The child expired in about 15 minutes after the last whipping and burning ...
COMMENT: William Coggeshall Brown (1792-1876) was sentenced to 6 years in jail and a fine of $2,000, for the crime, which was widely publicized. Despite his crime his wife Sally stuck by him and bore him 12 children of his own.
To Cooperstonians, this crime would have reminded them of the murder of Betsey Van Ambergh, who was beaten and tied up outside in January 1805 by her adoptive father Stephen Arnold for not pronouncing the word “gig” properly. She also died, and Arnold was sentenced to death for murder, but it was later commuted to life imprisonment. In 1806 Arnold was brought out of jail to witness a total eclipse of the sun (the only one ever to be seen in Cooperstown). Young James Fenimore Cooper witnessed the event and was much moved by it—eclipses would remain an important factor in his later writings.
Secession of Massachusetts?
At the late federal legislative caucus in this town, it is said a motion was made for introducing a resolution into the legislature to the following effect:
That thirty thousand men be immediately raised by the state of Massachusetts;
That two million dollars be appropriated for their pay and subsistence;
That new customs houses be immediately established;
And that vessels be cleared out in opposition to the embargo!!
In fewer words, that Massachusetts should seceded from the Union, and take up arms to oppose the National government; thus bringing upon the country all the horrors and calamities of a civil war ... Boston Patriot
COMMENT: Efforts by New Englanders to bring an end to the War of 1812, if necessary by leaving the Union, were growing.
Treason in New York?
Judge Ford, of Ogdensburgh, has been arrested on a charge of high treason, predicated upon the affidavits of two British deserters. Judge Livingston, who issued the warrant for his arrest, has admitted him to bail.
COMMENT: Judge Nathan Ford (1763-1829) was the founder of Ogdensburg, in Northern New York State on the southern bank of the St. Lawrence River, and with merchant David Parish (1778-1826), did his best to keep that town neutral in the War of 1812. When the British attacked the town in 1813, they burned all its buildings except those belonging to Ford and Parish, and Parish later bribed President Madison into keeping the town “neutral,” thus allowing it to engage in open smuggling of supplies to the British across the river.
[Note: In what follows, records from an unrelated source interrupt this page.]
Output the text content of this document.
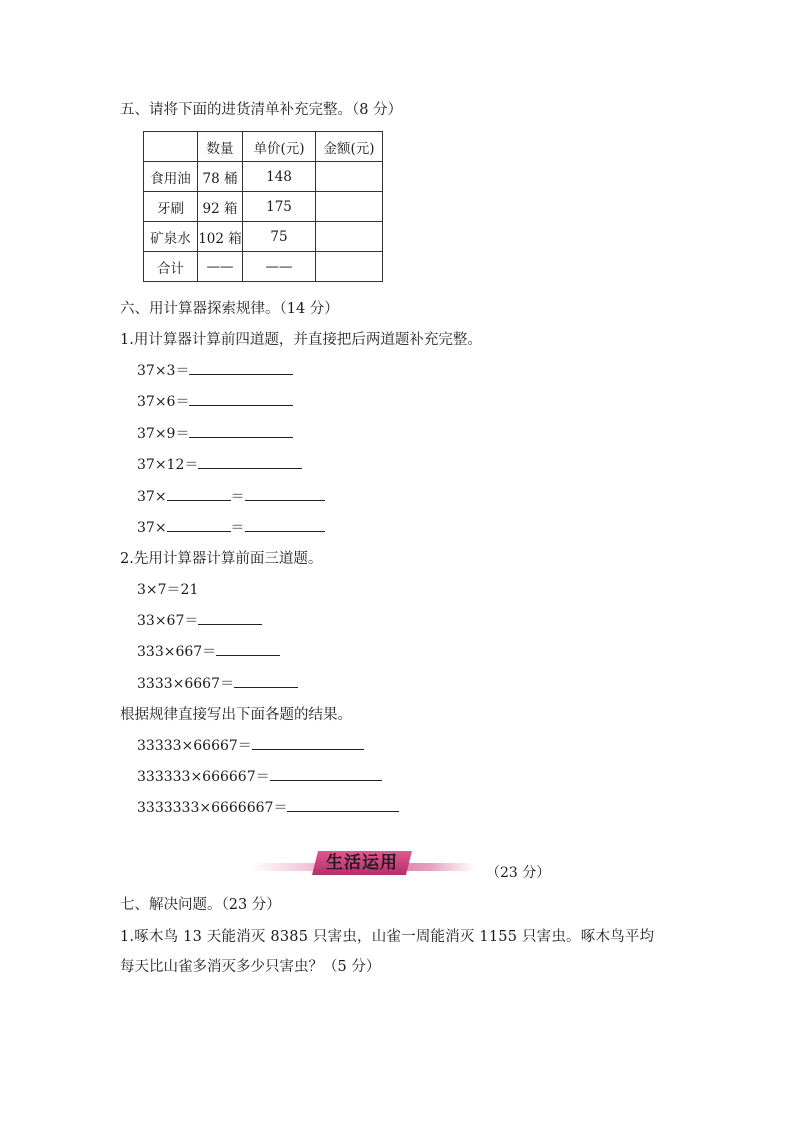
五、请将下面的进货清单补充完整。（8 分）
	数量	单价(元)	金额(元)
食用油	78 桶	148	
牙刷	92 箱	175	
矿泉水	102 箱	75	
合计	——	——	
六、用计算器探索规律。（14 分）
1.用计算器计算前四道题，并直接把后两道题补充完整。
37×3＝
37×6＝
37×9＝
37×12＝
37×	＝
37×	＝
2.先用计算器计算前面三道题。
3×7＝21
33×67＝
333×667＝
3333×6667＝
根据规律直接写出下面各题的结果。
33333×66667＝
333333×666667＝
3333333×6666667＝
生活运用	（23 分）
七、解决问题。（23 分）
1.啄木鸟 13 天能消灭 8385 只害虫，山雀一周能消灭 1155 只害虫。啄木鸟平均
每天比山雀多消灭多少只害虫？（5 分）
Though arrested for treason, Judge Ford was never prosecuted or convicted.
New York Refugee Relief
New York Senate—Feb. 1, 1814 ... Be it enacted...that the treasurer pay...the sum of fifty thousand dollars, to Joseph Elliot, Batavia, William Wadsworth, Geneseo, and Daniel Davis, Caledonia; who shall pay forty thousand dollars of the sum to the overseers of the poor of the towns of Harland, Porter, Cambria, Schlosser and Buffalo.... [for] the relief of the inhabitants of their respective towns who have lately suffered by the incursion of an allied British and Indian force ... according to their immediate and present necessities and sufferings ...
And be it further enacted, That [they] pay the sum of five thousand dollars to the Tuscarora nation of Indians, to afford them some present relief from their distresses and sufferings, occasioned by... the burning of a part of their village, and the plunder of their property.
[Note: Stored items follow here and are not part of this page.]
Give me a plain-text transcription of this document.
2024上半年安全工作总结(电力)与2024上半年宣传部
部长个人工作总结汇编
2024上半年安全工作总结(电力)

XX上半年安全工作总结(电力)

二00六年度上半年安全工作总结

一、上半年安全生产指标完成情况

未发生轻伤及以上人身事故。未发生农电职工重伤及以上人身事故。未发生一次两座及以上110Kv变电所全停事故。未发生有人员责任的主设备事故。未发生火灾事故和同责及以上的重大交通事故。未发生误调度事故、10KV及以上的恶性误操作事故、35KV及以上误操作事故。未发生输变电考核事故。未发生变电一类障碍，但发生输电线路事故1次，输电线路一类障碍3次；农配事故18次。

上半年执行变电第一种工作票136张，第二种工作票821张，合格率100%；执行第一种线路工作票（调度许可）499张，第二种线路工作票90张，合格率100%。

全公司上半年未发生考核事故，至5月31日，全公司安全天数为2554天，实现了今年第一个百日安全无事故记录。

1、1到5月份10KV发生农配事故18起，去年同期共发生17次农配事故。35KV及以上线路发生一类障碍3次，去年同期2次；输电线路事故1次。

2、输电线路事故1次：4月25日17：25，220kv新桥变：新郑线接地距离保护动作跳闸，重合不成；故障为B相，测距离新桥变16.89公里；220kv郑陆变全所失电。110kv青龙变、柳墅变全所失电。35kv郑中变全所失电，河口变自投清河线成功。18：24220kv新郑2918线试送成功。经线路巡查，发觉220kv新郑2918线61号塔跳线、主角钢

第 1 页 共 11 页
And be it further enacted, That [they] apply such sums, not exceeding five thousand dollars ... for the relief of such Canadians as have taken refuge into this state in consequence of their attachment to the United States, and are, or may be, in necessitous circumstances.
I TAKE this method to inform those indebted to me that I am determined to collect what is due me without delay.—Any kind of grain will be taken in payment.
A good assortment of HATS on hand, which I will sell as cheap as ever for cash, grain or good notes. R. WORTHINGTON. Cooperstown, Jan. 30, 1814.
COMMENT: The Worthington House, built in 1802 by Ralph Worthington (1778-1828), still stands (somewhat enlarged) at 13 Main St., Cooperstown.